ODS 10 – Redução das Desigualdades
Meta 10.2 | Inclusão social, cultural e econômica
Onde atuamos:
Programação cultural gratuita ou acessível
Atividades plurais, inclusivas e comunitárias
Ações voltadas à população local e periférica
Democratização do acesso à cultura, à memória e ao patrimônio
Acessibilidade cultural e mediação sensível
Na prática:
A Casa atua como espaço de acolhimento, escuta e pertencimento, garantindo que diferentes públicos possam acessar, produzir e se reconhecer na cultura.
ODS 11 – Cidades e Comunidades Sustentáveis
Meta 11.4 | Proteção do patrimônio cultural e natural
Onde atuamos:
Centro de Memória da Baixada de Jacarepaguá
Exposição permanente O Sertão Carioca – A Outra Margem do Rio
Caminhadas culturais e roteiros patrimoniais
Ativação do Corredor Cultural e Turístico de Jacarepaguá
Educação patrimonial e preservação da memória local
Na prática:
Trabalhamos pela salvaguarda do patrimônio material e imaterial, ativando a memória como motor de identidade, turismo sustentável e desenvolvimento territorial.
Cultura que cuida do futuro
O nosso trabalho dialoga com os ODS porque:
cuida de pessoas
valoriza o patrimônio
gera oportunidades
cria desenvolvimento local
Na Casa de Cultura de Jacarepaguá, sustentabilidade não é discurso — é método, prática e compromisso com o território.
A atuação da Casa de Cultura de Jacarepaguá está alinhada aos Objetivos de Desenvolvimento Sustentável (ODS), reconhecendo a cultura como eixo transversal para o desenvolvimento sustentável e o cuidado com o território.
Nosso compromisso ambiental se expressa em práticas cotidianas concretas, integradas à gestão do espaço cultural e às ações educativas desenvolvidas junto à comunidade.

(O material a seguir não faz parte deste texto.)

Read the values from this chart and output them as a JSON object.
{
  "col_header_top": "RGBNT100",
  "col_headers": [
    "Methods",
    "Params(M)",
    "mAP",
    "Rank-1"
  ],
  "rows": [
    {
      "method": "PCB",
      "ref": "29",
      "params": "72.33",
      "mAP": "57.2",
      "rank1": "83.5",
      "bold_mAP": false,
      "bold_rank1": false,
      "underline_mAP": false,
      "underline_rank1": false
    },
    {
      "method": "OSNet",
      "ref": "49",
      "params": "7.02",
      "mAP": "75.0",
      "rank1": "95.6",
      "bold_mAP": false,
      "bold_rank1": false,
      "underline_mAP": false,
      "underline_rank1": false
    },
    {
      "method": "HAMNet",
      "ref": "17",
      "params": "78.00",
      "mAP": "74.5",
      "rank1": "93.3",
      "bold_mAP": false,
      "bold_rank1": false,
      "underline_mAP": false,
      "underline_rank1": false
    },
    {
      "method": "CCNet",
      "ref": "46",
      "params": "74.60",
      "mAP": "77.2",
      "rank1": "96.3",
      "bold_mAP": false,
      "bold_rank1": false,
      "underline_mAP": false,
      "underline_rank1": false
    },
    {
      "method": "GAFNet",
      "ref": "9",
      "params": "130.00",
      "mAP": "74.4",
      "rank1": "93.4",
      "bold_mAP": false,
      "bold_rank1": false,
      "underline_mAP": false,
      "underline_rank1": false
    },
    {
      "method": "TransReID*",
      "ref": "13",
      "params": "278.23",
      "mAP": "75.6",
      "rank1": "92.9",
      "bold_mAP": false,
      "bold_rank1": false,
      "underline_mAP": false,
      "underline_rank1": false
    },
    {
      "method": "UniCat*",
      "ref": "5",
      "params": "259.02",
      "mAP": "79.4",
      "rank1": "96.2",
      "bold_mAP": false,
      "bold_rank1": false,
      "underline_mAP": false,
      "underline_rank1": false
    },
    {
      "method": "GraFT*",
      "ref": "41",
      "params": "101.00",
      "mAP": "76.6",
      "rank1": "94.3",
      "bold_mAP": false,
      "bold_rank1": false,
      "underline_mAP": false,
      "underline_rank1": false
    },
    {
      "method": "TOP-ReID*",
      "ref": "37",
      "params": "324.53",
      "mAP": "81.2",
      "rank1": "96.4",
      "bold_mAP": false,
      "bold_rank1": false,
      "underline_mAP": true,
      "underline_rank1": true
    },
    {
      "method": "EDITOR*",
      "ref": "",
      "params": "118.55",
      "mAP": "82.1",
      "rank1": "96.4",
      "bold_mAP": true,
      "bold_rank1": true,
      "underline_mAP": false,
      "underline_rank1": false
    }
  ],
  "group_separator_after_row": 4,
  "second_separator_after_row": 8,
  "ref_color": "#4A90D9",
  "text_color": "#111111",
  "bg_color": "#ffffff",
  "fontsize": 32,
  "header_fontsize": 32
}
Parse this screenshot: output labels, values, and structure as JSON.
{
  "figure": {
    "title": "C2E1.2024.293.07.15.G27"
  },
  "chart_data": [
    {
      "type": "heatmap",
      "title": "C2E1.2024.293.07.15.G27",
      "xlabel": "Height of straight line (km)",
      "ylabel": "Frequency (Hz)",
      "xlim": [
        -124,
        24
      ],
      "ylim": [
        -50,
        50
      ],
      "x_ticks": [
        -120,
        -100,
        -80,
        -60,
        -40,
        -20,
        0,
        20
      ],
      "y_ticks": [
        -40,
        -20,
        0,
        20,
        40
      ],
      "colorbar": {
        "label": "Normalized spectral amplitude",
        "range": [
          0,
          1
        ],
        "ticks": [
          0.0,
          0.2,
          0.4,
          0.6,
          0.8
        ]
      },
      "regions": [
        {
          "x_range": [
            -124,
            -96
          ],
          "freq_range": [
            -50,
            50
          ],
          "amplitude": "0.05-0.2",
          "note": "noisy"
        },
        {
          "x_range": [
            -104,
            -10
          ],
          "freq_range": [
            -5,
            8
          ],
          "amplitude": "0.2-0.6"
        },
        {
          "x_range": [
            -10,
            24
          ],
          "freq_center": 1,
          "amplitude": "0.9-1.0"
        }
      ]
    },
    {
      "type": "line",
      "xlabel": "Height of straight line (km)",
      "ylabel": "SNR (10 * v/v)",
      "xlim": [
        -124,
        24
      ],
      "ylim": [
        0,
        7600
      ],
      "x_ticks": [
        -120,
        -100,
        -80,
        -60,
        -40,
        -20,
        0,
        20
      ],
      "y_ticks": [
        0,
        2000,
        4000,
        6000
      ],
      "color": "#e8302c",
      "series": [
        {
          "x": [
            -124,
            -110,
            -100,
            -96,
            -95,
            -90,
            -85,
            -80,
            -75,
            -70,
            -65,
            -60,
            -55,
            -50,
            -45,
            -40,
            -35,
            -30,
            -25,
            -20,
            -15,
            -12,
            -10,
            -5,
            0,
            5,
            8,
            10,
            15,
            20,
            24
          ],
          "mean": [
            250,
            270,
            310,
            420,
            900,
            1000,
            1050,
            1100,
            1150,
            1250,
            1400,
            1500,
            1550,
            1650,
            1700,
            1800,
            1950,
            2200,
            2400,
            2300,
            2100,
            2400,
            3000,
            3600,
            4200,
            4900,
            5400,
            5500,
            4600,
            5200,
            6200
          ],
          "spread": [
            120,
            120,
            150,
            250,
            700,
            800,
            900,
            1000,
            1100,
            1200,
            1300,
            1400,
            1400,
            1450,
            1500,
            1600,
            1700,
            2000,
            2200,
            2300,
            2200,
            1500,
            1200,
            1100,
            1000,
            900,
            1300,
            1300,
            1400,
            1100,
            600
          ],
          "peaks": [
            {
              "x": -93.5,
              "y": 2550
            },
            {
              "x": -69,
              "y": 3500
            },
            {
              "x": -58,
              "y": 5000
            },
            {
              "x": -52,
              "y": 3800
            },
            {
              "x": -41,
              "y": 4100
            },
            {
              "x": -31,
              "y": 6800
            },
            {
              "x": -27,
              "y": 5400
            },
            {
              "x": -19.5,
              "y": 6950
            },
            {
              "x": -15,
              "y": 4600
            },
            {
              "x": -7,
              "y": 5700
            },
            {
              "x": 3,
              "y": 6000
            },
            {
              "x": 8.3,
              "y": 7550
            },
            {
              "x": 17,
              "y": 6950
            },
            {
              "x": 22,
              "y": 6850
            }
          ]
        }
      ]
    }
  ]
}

Entre as iniciativas adotadas, destacam-se:
• Instalação de placas solares, promovendo o uso de energia limpa e a redução do impacto ambiental das atividades da Casa;
• Uso de secadores de mãos nos banheiros, reduzindo o consumo de papel e a geração de resíduos;
• Digitalização de documentos e processos administrativos, minimizando o uso de papel e otimizando a gestão institucional;
• Não utilização de materiais descartáveis em atividades, eventos e no cotidiano do espaço;
• Separação de materiais recicláveis, com incentivo à destinação adequada dos resíduos gerados.
Essas ações refletem a compreensão de que preservar a memória e o patrimônio cultural também implica cuidar do ambiente onde essa memória se inscreve, promovendo práticas sustentáveis, educação ambiental e responsabilidade coletiva.